Supported molybdenum oxides for the aldol condensation reaction of acetaldehyde

• Reduced MoO x sites on supported catalysts are active for aldol condensation. • Pretreatment conditions do not influence steady state aldol condensation activity. • Lewis acid site strength and density are relevant properties. • Moderate/strong acid sites are needed to activate carbonyls for aldol condensation. • MoO x interacts strongly with Al 2 O 3 support and weakly with SiO 2 support. The (retro-)aldol condensation reaction is an important chemical transformation in the upgrading of biomass-derived compounds into fuels and valuable specialty chemicals. In this study, we found that supported molybdenum oxide (MoO x ) catalysts were active and selective for the aldol condensation of acetaldehyde to crotonaldehyde under steady-state reactor conditions.
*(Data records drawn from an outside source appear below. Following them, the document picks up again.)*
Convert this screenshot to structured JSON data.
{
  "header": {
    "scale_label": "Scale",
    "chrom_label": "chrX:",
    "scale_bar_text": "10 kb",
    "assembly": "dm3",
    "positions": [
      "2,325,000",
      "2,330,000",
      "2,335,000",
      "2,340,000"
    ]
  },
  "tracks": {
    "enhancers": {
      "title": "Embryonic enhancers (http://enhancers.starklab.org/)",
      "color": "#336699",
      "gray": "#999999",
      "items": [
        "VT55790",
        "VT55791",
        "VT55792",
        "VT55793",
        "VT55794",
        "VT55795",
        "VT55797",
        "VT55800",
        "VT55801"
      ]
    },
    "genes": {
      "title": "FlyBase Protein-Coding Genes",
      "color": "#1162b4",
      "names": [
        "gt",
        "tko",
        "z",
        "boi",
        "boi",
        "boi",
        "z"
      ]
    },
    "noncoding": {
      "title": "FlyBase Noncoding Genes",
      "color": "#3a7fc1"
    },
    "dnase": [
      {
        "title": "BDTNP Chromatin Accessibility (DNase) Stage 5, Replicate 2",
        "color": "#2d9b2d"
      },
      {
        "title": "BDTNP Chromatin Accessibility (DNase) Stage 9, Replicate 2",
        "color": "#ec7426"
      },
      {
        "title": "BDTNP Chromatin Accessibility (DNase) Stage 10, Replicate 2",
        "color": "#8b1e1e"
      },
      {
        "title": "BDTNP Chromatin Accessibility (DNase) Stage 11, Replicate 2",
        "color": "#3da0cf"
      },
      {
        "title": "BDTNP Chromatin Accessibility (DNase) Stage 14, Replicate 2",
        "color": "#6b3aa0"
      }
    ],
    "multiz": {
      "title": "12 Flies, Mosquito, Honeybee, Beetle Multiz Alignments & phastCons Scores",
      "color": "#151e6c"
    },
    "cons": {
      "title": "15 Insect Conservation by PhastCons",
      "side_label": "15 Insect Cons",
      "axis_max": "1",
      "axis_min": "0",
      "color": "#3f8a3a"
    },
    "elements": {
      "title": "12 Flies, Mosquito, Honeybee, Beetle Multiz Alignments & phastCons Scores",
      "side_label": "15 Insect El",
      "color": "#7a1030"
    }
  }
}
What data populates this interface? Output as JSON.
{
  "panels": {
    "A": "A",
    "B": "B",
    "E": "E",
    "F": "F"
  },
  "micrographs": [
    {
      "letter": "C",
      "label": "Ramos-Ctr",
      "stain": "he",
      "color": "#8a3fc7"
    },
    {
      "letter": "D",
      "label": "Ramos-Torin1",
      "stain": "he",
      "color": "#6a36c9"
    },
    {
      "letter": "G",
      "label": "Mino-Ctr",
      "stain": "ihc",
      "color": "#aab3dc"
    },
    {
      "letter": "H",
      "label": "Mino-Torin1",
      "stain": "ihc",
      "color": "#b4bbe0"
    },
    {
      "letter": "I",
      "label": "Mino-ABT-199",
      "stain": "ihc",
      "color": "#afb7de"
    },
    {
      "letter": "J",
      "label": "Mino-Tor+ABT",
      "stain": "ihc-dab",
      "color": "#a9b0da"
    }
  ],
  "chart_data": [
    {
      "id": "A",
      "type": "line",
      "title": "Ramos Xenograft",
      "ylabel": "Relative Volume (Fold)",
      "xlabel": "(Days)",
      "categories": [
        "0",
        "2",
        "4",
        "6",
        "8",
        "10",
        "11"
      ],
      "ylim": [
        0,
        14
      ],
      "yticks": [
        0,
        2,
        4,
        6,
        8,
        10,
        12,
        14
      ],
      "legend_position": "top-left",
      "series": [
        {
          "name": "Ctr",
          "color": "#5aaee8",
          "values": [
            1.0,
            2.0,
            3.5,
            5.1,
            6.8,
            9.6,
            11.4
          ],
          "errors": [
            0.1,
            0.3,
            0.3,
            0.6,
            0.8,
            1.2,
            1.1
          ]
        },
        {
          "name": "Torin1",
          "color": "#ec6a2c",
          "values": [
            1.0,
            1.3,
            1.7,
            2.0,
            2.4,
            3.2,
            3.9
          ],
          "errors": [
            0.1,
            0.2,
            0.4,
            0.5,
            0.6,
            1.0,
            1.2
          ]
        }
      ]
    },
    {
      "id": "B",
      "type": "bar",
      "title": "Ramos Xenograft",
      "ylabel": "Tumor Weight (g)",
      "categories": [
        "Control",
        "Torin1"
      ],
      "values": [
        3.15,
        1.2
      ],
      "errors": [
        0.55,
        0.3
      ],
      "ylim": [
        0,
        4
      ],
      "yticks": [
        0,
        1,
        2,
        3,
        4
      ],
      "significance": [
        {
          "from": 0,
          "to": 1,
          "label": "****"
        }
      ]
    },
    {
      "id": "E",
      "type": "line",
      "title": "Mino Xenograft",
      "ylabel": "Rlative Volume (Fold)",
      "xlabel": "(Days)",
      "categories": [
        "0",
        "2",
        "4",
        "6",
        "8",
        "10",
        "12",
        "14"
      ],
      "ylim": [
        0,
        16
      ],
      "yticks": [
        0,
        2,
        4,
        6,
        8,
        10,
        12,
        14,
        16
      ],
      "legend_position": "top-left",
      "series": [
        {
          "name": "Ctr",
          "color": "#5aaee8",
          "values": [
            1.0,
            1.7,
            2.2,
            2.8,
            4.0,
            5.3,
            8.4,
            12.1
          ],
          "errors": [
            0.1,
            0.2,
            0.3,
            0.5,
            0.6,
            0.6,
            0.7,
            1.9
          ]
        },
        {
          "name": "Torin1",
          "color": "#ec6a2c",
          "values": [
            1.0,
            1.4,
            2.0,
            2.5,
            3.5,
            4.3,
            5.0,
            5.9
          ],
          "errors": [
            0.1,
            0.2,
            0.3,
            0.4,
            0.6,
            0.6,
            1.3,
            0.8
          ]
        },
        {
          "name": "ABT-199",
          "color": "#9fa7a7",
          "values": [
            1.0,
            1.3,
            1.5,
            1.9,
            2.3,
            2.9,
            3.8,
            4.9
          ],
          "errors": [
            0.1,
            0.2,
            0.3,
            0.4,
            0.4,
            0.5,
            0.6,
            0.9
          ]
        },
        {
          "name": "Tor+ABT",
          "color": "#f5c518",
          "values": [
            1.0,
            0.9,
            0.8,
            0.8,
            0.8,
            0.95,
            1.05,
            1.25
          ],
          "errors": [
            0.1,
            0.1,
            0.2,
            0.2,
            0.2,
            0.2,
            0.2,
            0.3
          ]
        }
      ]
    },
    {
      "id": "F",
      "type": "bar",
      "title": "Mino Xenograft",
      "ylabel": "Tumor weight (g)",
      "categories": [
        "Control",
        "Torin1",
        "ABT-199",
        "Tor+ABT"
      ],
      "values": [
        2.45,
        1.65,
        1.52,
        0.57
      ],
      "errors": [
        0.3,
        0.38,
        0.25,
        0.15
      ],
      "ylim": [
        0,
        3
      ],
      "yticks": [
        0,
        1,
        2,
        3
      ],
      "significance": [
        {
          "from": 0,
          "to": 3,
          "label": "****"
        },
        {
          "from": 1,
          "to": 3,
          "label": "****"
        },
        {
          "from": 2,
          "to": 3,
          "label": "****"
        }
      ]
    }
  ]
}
Through a combination of transmission electron microscopy (TEM), ultraviolet–visible (UV–VIS) diffuse reflectance spectroscopy, Fourier transform infrared (FTIR) spectroscopy of adsorbed pyridine , and steady-state reactor testing, we determined that highly dispersed MoO x has a strong interaction with a γ-Al 2 O 3 support resulting in optimal catalyst performance at low weight loadings. In contrast, MoO x particles supported on SiO 2 have a weaker interaction with the support, resulting in a monotonic relationship between Mo loading and aldol condensation activity. The Lewis acid site density and strength are important parameters for predicting aldol condensation activity across all samples. The concentration of weak acid sites had a poor correlation with aldol condensation activity, most likely because these sites are too weak to activate acetaldehyde for the reaction. Medium and strong acid sites both had good correlations to aldol condensation activity. Results from X-ray absorption near edge structure (XANES) and acetaldehyde temperature programmed desorption (TPD) indicated that partially reduced MoO x was more active for aldol condensation, but pretreatment in reducing or oxidizing environments had no significant effect on steady-state catalytic activity. Characterization of spent catalyst samples through temperature programmed oxidation (TPO) and thermogravimetric analysis (TGA) revealed that catalysts with high densities of strong acid sites tended to form more carbonaceous deposits on the surface over the course of the reaction.